To fully develop innovation ideas (technique no. 3), take the innovation target and generate ideas around it by asking the following seven questions:

  • Look: What could you look at in a new way or from a new perspective?
  • Use: What could you use in a new way or for the first time?
  • Move: What could you move, changing its position in time or space?
  • Interconnect: What could you interconnect differently or for the first time?
  • Alter: What could you alter in terms of design and performance?
  • Make: What could you make that is truly new?
  • Imagine: What could you imagine to create a great experience for someone?

For each innovation throughout time, what was the jump from A to B? By studying history, it became clear that genius innovators implicitly or explicitly asked a set of questions about the status quo (the current thing) to get to the status novo (the new thing). I’m not saying Steve Jobs or Benjamin Franklin or Grog the Caveman had these five steps written out, but they’ve all done different versions of this.
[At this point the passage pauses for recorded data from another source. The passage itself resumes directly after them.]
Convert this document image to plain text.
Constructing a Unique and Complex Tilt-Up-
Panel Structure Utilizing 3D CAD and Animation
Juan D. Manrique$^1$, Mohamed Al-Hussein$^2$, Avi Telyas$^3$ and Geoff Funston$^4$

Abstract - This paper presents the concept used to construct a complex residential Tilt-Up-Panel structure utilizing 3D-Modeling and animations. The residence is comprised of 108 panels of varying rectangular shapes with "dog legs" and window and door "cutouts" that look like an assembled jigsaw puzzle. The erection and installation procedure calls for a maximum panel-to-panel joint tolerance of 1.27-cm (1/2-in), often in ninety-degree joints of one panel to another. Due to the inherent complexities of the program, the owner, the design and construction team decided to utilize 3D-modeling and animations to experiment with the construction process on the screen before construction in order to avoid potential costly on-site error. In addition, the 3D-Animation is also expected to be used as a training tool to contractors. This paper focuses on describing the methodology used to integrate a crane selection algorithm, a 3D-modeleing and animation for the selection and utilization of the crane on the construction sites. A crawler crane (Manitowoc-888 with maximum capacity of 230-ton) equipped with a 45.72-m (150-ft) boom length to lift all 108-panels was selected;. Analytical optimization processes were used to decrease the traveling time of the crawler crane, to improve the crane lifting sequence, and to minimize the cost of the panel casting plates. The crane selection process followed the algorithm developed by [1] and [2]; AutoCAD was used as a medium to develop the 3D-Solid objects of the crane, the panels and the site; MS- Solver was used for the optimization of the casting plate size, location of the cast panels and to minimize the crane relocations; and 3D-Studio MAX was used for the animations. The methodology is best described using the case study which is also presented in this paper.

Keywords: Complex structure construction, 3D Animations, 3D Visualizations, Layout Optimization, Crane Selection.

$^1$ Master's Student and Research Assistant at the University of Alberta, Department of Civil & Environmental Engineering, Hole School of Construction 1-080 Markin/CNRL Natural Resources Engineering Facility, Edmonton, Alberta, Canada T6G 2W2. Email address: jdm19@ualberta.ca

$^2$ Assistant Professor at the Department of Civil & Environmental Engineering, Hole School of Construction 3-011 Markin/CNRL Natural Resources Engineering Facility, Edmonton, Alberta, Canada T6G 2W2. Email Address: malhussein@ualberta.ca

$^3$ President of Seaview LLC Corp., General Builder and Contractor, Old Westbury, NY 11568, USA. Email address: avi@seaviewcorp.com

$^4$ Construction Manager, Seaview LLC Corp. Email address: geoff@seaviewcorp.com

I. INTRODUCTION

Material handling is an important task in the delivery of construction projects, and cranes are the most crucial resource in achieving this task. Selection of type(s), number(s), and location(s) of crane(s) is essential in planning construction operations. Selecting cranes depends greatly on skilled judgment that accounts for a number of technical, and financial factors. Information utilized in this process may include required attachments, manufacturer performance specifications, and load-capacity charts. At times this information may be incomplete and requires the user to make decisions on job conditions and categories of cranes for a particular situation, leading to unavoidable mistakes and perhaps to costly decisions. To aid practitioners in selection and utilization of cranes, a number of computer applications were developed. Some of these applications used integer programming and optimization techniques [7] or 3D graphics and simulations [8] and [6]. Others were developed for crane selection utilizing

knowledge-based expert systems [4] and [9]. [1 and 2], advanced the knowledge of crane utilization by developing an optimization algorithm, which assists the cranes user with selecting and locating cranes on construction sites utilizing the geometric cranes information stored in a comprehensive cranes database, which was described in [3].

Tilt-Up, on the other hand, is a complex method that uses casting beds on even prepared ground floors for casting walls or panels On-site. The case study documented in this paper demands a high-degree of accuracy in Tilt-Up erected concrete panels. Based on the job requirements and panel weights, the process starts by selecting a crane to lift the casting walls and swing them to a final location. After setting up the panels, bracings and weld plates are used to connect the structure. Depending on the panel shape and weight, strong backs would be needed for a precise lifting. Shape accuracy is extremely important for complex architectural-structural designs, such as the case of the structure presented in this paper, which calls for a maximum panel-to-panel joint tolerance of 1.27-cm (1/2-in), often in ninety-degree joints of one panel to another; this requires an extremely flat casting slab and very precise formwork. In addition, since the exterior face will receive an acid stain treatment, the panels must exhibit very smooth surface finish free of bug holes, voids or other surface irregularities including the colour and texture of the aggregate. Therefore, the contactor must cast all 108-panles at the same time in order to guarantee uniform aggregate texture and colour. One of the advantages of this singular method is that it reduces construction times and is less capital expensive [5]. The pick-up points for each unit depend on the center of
“Think of incremental innovation as your day job.”—Bill O’Connor

The Future Is Breakthrough Innovation

Think of incremental innovation as your day job. Whatever you’re doing—making an engine, making a restaurant, making a government—make it a little better every day. But beyond that, you should spend some of your day job trying to figure out the next big thing, whether that’s a new way to do something or a new product.

That brings me back to that great innovation, the printing press. Consider written language before the printing press: monks and scribes who hand-copied pages for centuries and likely expected centuries more of the same method. But the stamp punch had been around since Roman times, and the wine press wasn’t far behind it. Gutenberg just had the crazy idea to connect the two.

One invention, one aha moment, led to one of the most disruptive, revolutionary innovations of human history. That’s the power of innovation. Remember, innovation requires establishing something in the real world. Invention is bringing an idea into existence for the first time, but innovation is taking it out into the world, thereby changing it.